M. le président. M. Michel Liebgott a présenté une question, n° 119, ainsi rédigée:
«M. Michel Liebgott attire l'attention de M. le secrétaire d'Etat à la coopération et à la francophonie sur la situation de plusieurs Français titulaires d'une retraite versée par des organismes sociaux d'Etats africains. Outre le fait que la dévaluation du franc a réduit considérablement le montant de leur pension, ces difficultés sont accentuées par l'attitude des organismes sociaux africains qui n'honorent pas leurs engagements, c'est-à-dire le versement des pensions. On peut citer par exemple ceux qui ont oeuvré en Mauritanie et au Niger. Une mission dirigée par l'inspection générale des affaires sociales s'est rendue dans six pays (Gabon, Côte d'Ivoire, Sénégal, Congo, Mali et Cameroun). Les conclusions du rapport rédigé par cette mission ont fait l'objet d'une concertation interministérielle, à la suite de laquelle deux types de mesures ont été prises: l'examen des dossiers arrivés hors délai et l'étude permettant de simplifier les formalités de prise en compte des périodes pour le calcul des pensions (faciliter la preuve de leurs activités en Afrique). Il semble dans l'intention du ministre d'interpeller ses homologues africains sur le sujet. Il lui demande néanmoins d'associer les associations des retraités concernés par ce problème sous une forme restant à définir. D'autres catégories auraient reçu une compensation de la France pour préjudice subi tels que les Etats africains, les entreprises et salariés français expatriés. Il lui demande de lui préciser de quels types de compensation il s'agit et si celles-ci peuvent s'appliquer aux retraités «victimes» de la dévaluation du franc CFA; le cas échéant, il souhaiterait connaître les mesures urgentes que le Gouvernement envisage de prendre.»

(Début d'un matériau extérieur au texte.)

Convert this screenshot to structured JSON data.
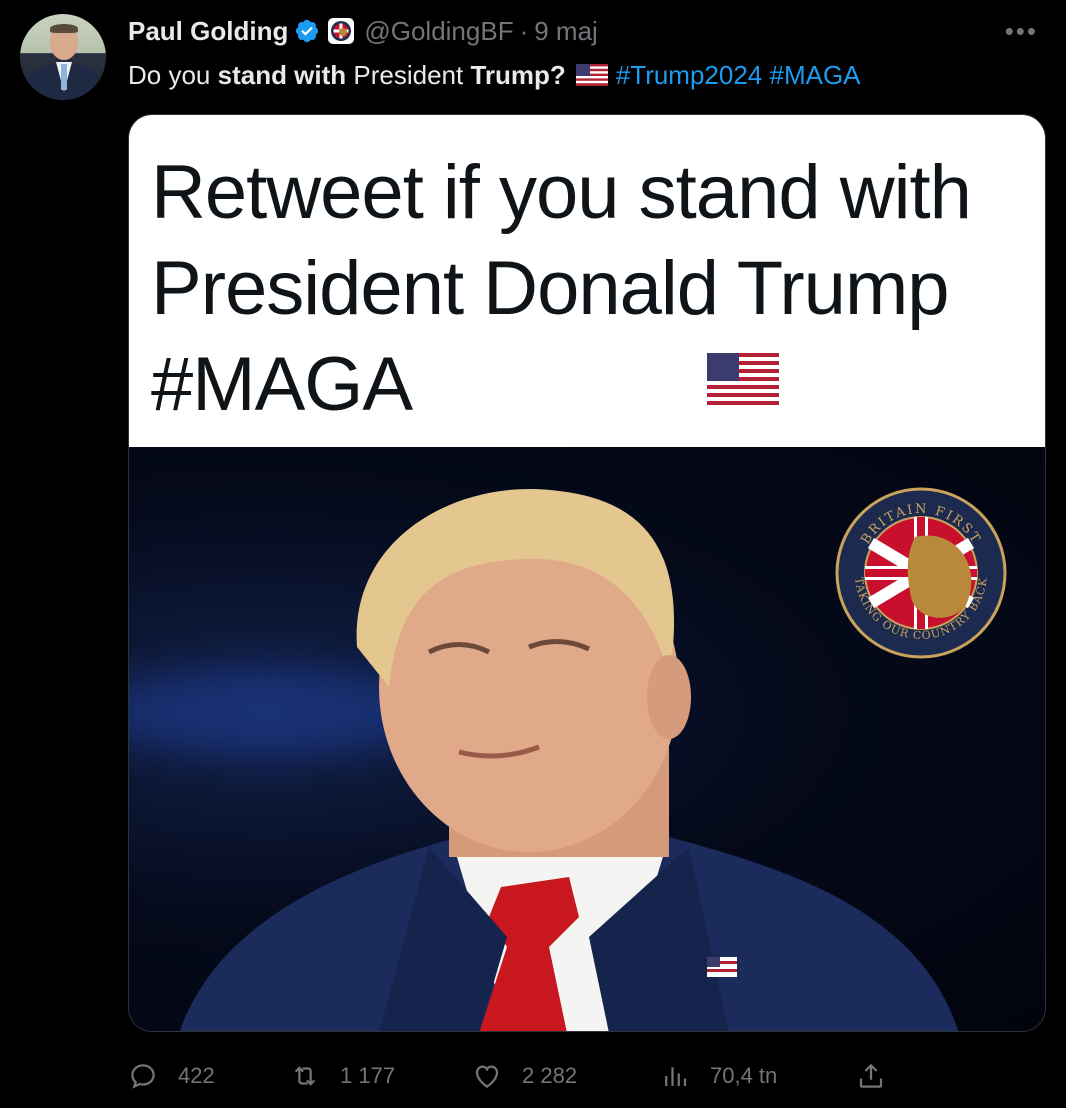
{
  "author": {
    "name": "Paul Golding",
    "handle": "@GoldingBF",
    "separator": "·",
    "time": "9 maj"
  },
  "tweet": {
    "prefix": "Do you ",
    "bold1": "stand with",
    "middle": " President ",
    "bold2": "Trump?",
    "hashtags": [
      "#Trump2024",
      "#MAGA"
    ]
  },
  "media": {
    "caption": "Retweet if you stand with President Donald Trump #MAGA",
    "badge": {
      "top_text": "BRITAIN FIRST",
      "bottom_text": "TAKING OUR COUNTRY BACK"
    }
  },
  "actions": {
    "replies": "422",
    "retweets": "1 177",
    "likes": "2 282",
    "views": "70,4 tn"
  },
  "colors": {
    "background": "#000000",
    "text": "#e7e9ea",
    "muted": "#71767b",
    "link": "#1d9bf0",
    "verified": "#1d9bf0"
  }
}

La parole est à M. Jean-Marie Aubron, suppléant M. Liebgott, pour exposer cette question.
M. Jean-Marie Aubron. Monsieur le secrétaire d'Etat à la coopération et à la francophonie, M. Michel Liebgott attire votre attention sur la situation de plusieurs Français titulaires d'une retraite versée par les organismes sociaux d'Etats africains. Outre le fait que la dévaluation du franc (CFA) a considérablement réduit le montant de leur pension, leurs difficultés sont accentuées par l'attitude des organismes sociaux africains qui n'honorent pas leurs engagements, c'est-à-dire le versement des pensions. On peut citer par exemple ceux qui ont oeuvré en Mauritanie et au Niger. Une mission dirigée par l'inspection générale des affaires sociales s'est rendue dans six pays: Gabon, Côte-d'Ivoire, Sénégal, Congo, Mali et Cameroun. Les conclusions du rapport rédigé par cette mission ont fait l'objet d'une concertation interministérielle, à la suite de laquelle deux types de mesures ont été prises: l'examen des dossiers arrivés hors délai et l'étude permettant de simplifier les formalités de prise en compte des périodes pour le calcul des pensions - en réalité, de faciliter la preuve de leurs activités en Afrique. Il serait dans vos intentions, monsieur le secrétaire d'Etat, d'interpeller vos homologues africains sur le sujet. M. Liebgott vous demande néanmoins d'associer les associations des retraités concernés par ce problème, sous une forme restant à définir. D'autres catégories auraient, semble-t-il, reçu une compensation de la France pour préjudice subi - les Etats africains, les entreprises et salariés français expatriés.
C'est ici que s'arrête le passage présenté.